Gibrán Ramírez Reyes*
En la calle, en el espacio público y en las encuestas, la inflación ocupa un lugar cada vez más importante entre las preocupaciones de todos. El sentimiento de impotencia es compartido.
Todos sabemos que la inflación no es culpa del gobierno, pero también nos preguntamos qué más podría hacerse. ¿Ya se ha hecho todo lo que se podía para contener esta crisis que vino de fuera?, ¿queda solo resignarnos al mundo que nos tocó vivir?, ¿maldecir la guerra y la pandemia?, ¿lamentarnos por los más pobres y rezar por que hallen todos una forma de hacer llegar a su mesa los alimentos cada día?
Nuestra indefensión es producto, con responsabilidades diferenciadas, de la necedad neoliberal y del fracaso de este gobierno. De los neoliberales, porque durante decenios sostuvieron la tesis de que no era importante que México fuera autosuficiente en términos alimentarios.
Es más barato, dijeron, comprar que producir aquí los alimentos, y era mejor idea vender al extranjero cosas que dejan a los empresarios del país mayores ganancias. Los alimentos se comprarían fuera, a mejor precio.
La autosuficiencia como objetivo representaba, según sus dichos, un enorme costo de oportunidad. México sería más rico y más próspero si aprovechaba sus ventajas comparativas, vendía caras manufacturas y compraba baratos los alimentos.
Quienes defendimos desde la izquierda la idea de seguridad alimentaria argumentamos que una situación de emergencia pondría en problemas al país e incrementaría la pobreza alimentaria.
Los neoliberales nos replicaron que la situación de interdependencia del mundo sostendría las cadenas comerciales incluso en un escenario así.

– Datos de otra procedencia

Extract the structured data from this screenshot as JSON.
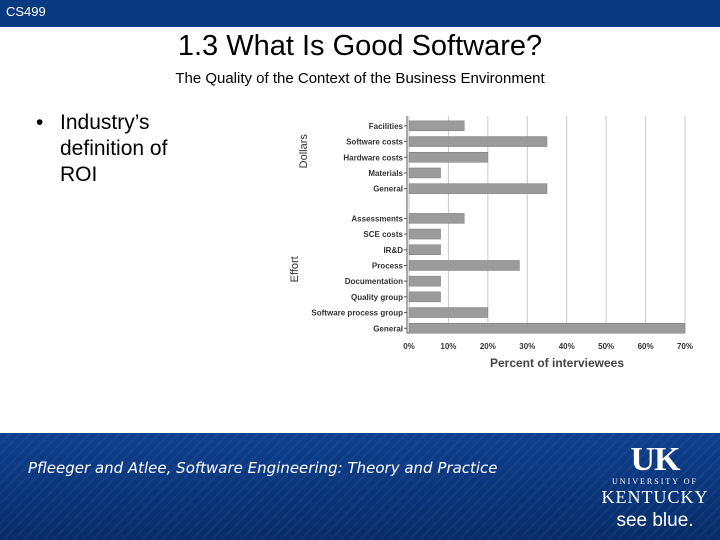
{
  "header": {
    "course": "CS499"
  },
  "slide": {
    "title": "1.3 What Is Good Software?",
    "subtitle": "The Quality of the Context of the Business Environment",
    "bullet_marker": "•",
    "bullet_text": "Industry’s definition of ROI"
  },
  "chart_data": {
    "type": "bar",
    "orientation": "horizontal",
    "title": "",
    "xlabel": "Percent of interviewees",
    "xlim": [
      0,
      70
    ],
    "x_ticks": [
      "0%",
      "10%",
      "20%",
      "30%",
      "40%",
      "50%",
      "60%",
      "70%"
    ],
    "groups": [
      {
        "name": "Dollars",
        "categories": [
          "Facilities",
          "Software costs",
          "Hardware costs",
          "Materials",
          "General"
        ],
        "values": [
          14,
          35,
          20,
          8,
          35
        ]
      },
      {
        "name": "Effort",
        "categories": [
          "Assessments",
          "SCE costs",
          "IR&D",
          "Process",
          "Documentation",
          "Quality group",
          "Software process group",
          "General"
        ],
        "values": [
          14,
          8,
          8,
          28,
          8,
          8,
          20,
          70
        ]
      }
    ],
    "colors": {
      "bar": "#9b9b9b",
      "bar_edge": "#7a7a7a",
      "grid": "#c8c8c8",
      "axis": "#555555"
    }
  },
  "footer": {
    "citation": "Pfleeger and Atlee, Software Engineering: Theory and Practice",
    "logo": {
      "uk": "UK",
      "university_of": "UNIVERSITY OF",
      "kentucky": "KENTUCKY",
      "seeblue": "see blue."
    }
  }
}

Con esos argumentos, caminamos a una mayor dependencia alimentaria que hoy tiene en jaque a buena parte del mundo —y así nos afecta más intensamente la crisis internacional en los precios.
En 2018 triunfó la opción política que promovía la autosuficiencia como una necesidad. En enero de 2019 se fundó el organismo Seguridad Alimentaria Mexicana para favorecer la producción de alimentos básicos.
Aunque diversos estudios habían mostrado pocos resultados de la política de precios de garantía (comparada, por ejemplo, con Procampo) se apostó por ella decididamente, al menos en términos discursivos y presupuestales.
En un mal escenario, decían los críticos, este programa solo fomentaría el atraso productivo y aumentaría la producción de granos básicos en una cantidad menor a la necesaria. La verdad es que no sucedió ni siquiera eso.
Se gastó mal (los gastos operativos representaron un tercio del gasto en subsidios), hubo descontrol de la entrada y salida de granos en los centros de acopio y, en resumen, una monumental corrupción que significó no solo un gran daño al erario, sino una eficacia nula de la política en cuestión.
Hoy seguimos siendo igual o más dependientes que antes de iniciado el sexenio; somos uno de los principales importadores de maíz en el mundo y mayoritariamente dependientes en arroz y trigo harinable, por mencionar algunos de los casos de mayor importancia.
Un propósito nacional loable quedó sepultado en una corrupción manejada discretamente incluso por los adversarios del gobierno. En voz bajita, la transformación voltea la mirada y sigue proclamándose victoriosa. La meta luce más lejana que antes.
*Doctor en ciencia política por la UNAM.